I think '94 went pretty smoothly as well. Apparently 1999 was just a toxic mix of Pish-poor organization leading into it, a different and uglier crowd than the previous two editions, and no comprehension of what to do when things got out of hand.
On Chris Jericho's podcast a while back, he had a couple of people who were involved behind the scenes of it in a couple of different capacities. They had a pretty good ground-level view of the entire thing and the multiple levels of clusterforks that all of it was from the time they were setting up all the way through when it devolved into anarchy. It's a good hour to listen to.

Three of my sibs went to '94, and they reported it was quite a clusterfork, but they expected that from the get-go and came prepared.
 
"Things like that that go uncontrolled can lead to more chaos."

That's the tagline for this documentary
 
Posted about this in the TV thread a couple days ago. I thought "Trainwreck: Woodstock 99" hit all the high (actually, low) points in looking back at the debacle. Greed, violence, Fred Durst, sexual ashault … it's all here.

Watching in 2022, the rampant "bro" culture on display makes you understand where all the MAGA people came from. Twenty one years later, I guarantee some of these same people attacked the Capitol.
 
The woman talking about what happened to her after drinking unsanitary water, the guy talking about the analysis of the water onsite was something you'd expect to see out of a BBC doc on some impoverished part of the world not a forking music festival in New York state.

Others have mentioned it upthread but I checked the full lineup on Wiki and it wasn't all hard rock, there were loads of acts in others genres (I forgot Canuckistani heroes the Tragically Hip were there) like Elvis Costello, Counting Crows, Dave Matthews and the Brian Setzer Orchestra. But I guess Pished off, tired, sunburned, forked up kids didn't need much of an excuse by the end of the whole thing.

The surprise guest thing reminded me of the Amnesty International show I saw at Giants Stadium in 1986 (also shown live on MTV), everybody figured Springsteen would either close the show or show up and play with some of the other artists. But there was no sign of him at all.

And I was 29 in 1994 but have no memory of that Woodstock.
 
Two documentaries within a year's time on the cash grab (among other things being grabbed) that was Woodstock '99. Good luck finding something on Hands Across America though.
 
Like dumping a lot of ship on Fred Dirst who certainly deserves some but Limp Bizkit was followed by Rage and Metallica, two bands who can certainly get a crowd - or keep a crowd - revved up but who weren't mentioned at all.

See, now, I had no idea those acts followed.

I saw Hammett briefly in a clip and the crowd was chanting a RATM lyric, but I had no idea they were on the bill. They did put it all on Durst.

The LB guitarist had a reno show on DIY Network? a while back. Didn't mind it, was set in Detroit.
 
See, now, I had no idea those acts followed.

I saw Hammett briefly in a clip and the crowd was chanting a RATM lyric, but I had no idea they were on the bill. They did put it all on Durst.

The LB guitarist had a reno show on DIY Network? a while back. Didn't mind it, was set in Detroit.
shipty music played to shipty people in shipty conditions.

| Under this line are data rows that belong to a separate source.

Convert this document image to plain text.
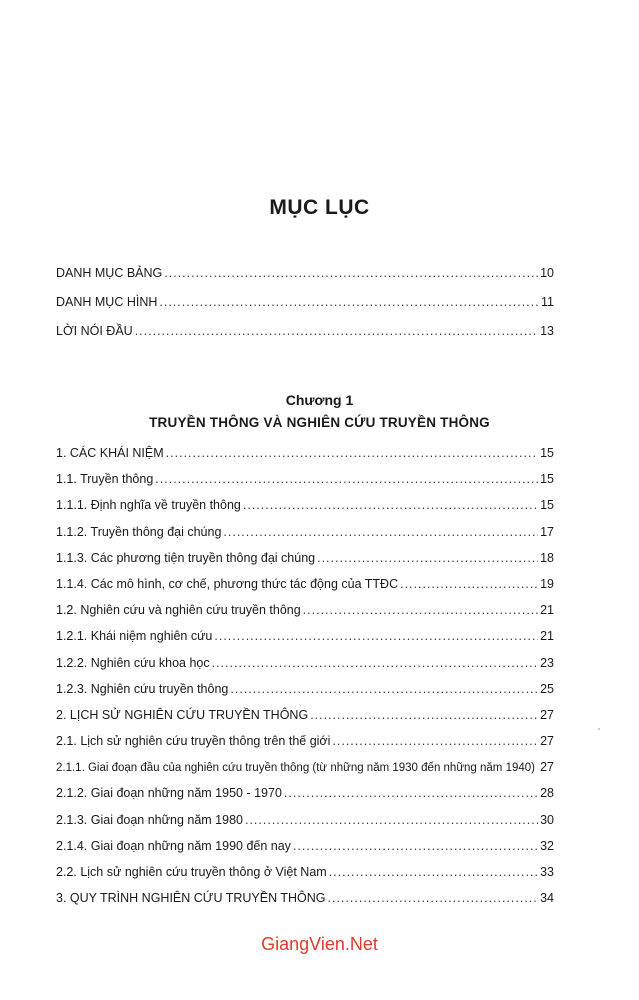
MỤC LỤC
DANH MỤC BẢNG .....	10
DANH MỤC HÌNH .....	11
LỜI NÓI ĐẦU .....	13
Chương 1
TRUYỀN THÔNG VÀ NGHIÊN CỨU TRUYỀN THÔNG
1. CÁC KHÁI NIỆM .....	15
1.1. Truyền thông .....	15
1.1.1. Định nghĩa về truyền thông .....	15
1.1.2. Truyền thông đại chúng .....	17
1.1.3. Các phương tiện truyền thông đại chúng .....	18
1.1.4. Các mô hình, cơ chế, phương thức tác động của TTĐC .....	19
1.2. Nghiên cứu và nghiên cứu truyền thông .....	21
1.2.1. Khái niệm nghiên cứu .....	21
1.2.2. Nghiên cứu khoa học .....	23
1.2.3. Nghiên cứu truyền thông .....	25
2. LỊCH SỬ NGHIÊN CỨU TRUYỀN THÔNG .....	27
2.1. Lịch sử nghiên cứu truyền thông trên thế giới .....	27
2.1.1. Giai đoạn đầu của nghiên cứu truyền thông (từ những năm 1930 đến những năm 1940) ..... 27
2.1.2. Giai đoạn những năm 1950 - 1970 .....	28
2.1.3. Giai đoạn những năm 1980 .....	30
2.1.4. Giai đoạn những năm 1990 đến nay .....	32
2.2. Lịch sử nghiên cứu truyền thông ở Việt Nam .....	33
3. QUY TRÌNH NGHIÊN CỨU TRUYỀN THÔNG .....	34
GiangVien.Net
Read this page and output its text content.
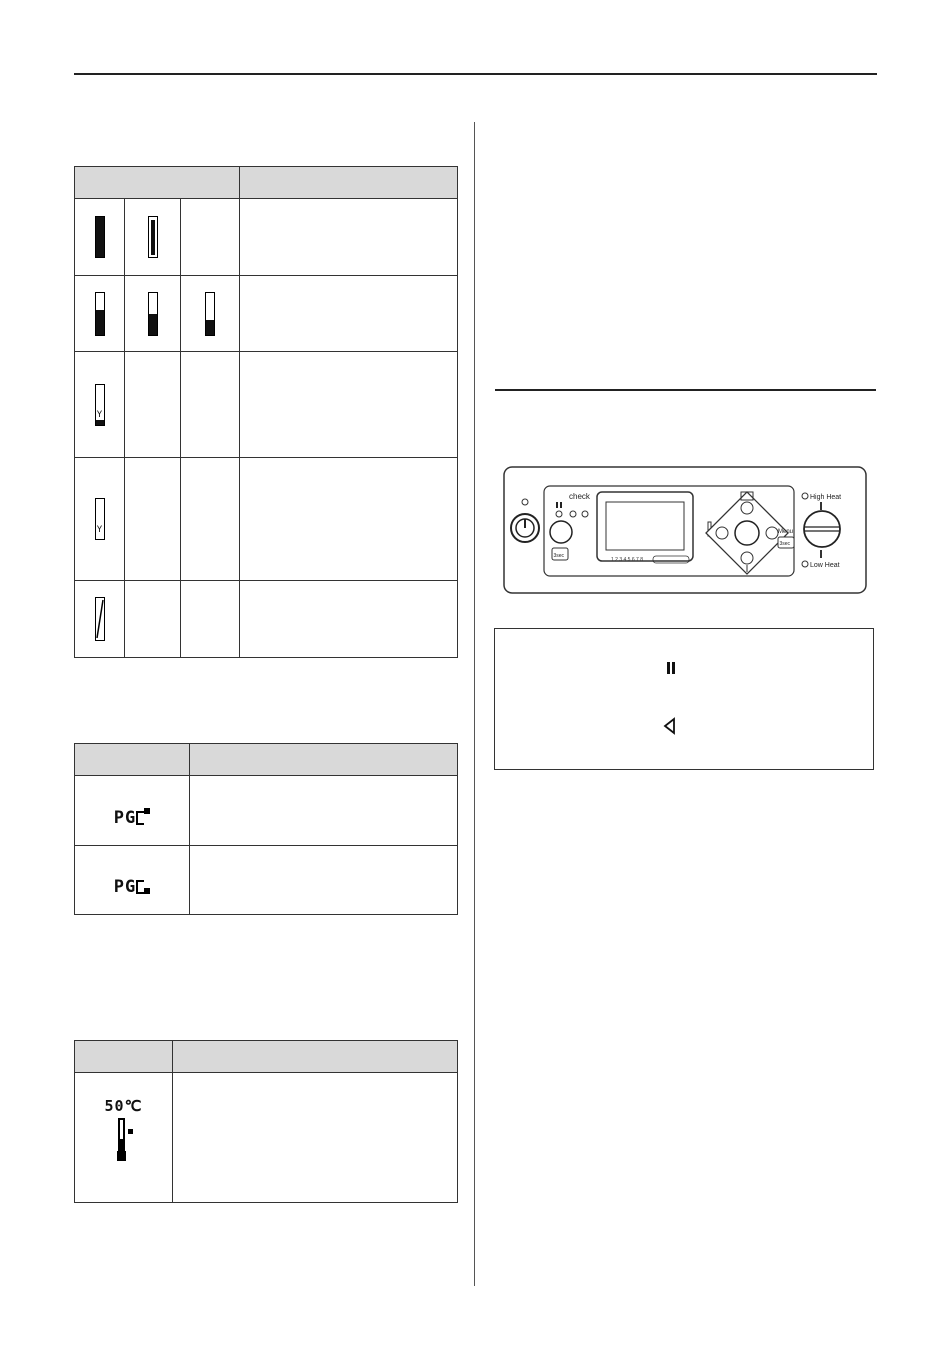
Y			

Y			

PG	

PG	

50℃	

check
3sec
1 2 3 4 5 6 7 8
Menu
3sec
High Heat
Low Heat
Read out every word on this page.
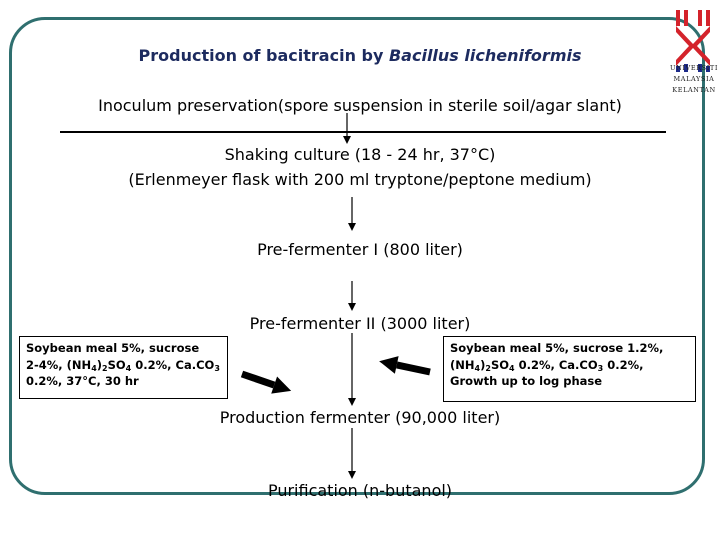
UNIVERSITI
MALAYSIA
KELANTAN
Production of bacitracin by Bacillus licheniformis
Inoculum preservation(spore suspension in sterile soil/agar slant)
Shaking culture (18 - 24 hr, 37°C)
(Erlenmeyer flask with 200 ml tryptone/peptone medium)
Pre-fermenter I (800 liter)
Pre-fermenter II (3000 liter)
Production fermenter (90,000 liter)
Purification (n-butanol)
Soybean meal 5%, sucrose
2-4%, $(NH_4)_2SO_4$ 0.2%, $Ca.CO_3$
0.2%, 37°C, 30 hr
Soybean meal 5%, sucrose 1.2%,
$(NH_4)_2SO_4$ 0.2%, $Ca.CO_3$ 0.2%,
Growth up to log phase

The Venn diagram of Limp Bizkit fans and Kid Rock fans is a single circle. Durst (the original prick with a red hat) was a ship-stirrer who appealed to - and wound up - faux-tough, date-raping bros that looked for any opportunity to feed their ids without consequence.

Just like boomers playing "Born in the USA" on the 4th of July or "Glory Days" after the local high school team wins, that same group, deliberately or not, routinely misunderstood and misappropriated RATM's lyrics and intent for general mayhem.

Metallica is Metallica. They were neck-deep in their Hot Topic phase at the time (although the setlist was pretty darn good) and shouldn't have been anyone's idea of mayhem and rebellion. Wacken and Hellfest go off every year without nonsense like that, largely due to much better organization and a crowd that can handle their metal high.
 
After watching the Netflix doc this weekend, we followed up with the HBO doc. Just cringe worthy, with all the video of girls knocking hands off their boobs and at least one of the organizers saying basically, "if they didn't want to be ashaulted, they shouldn't have had their shirts off."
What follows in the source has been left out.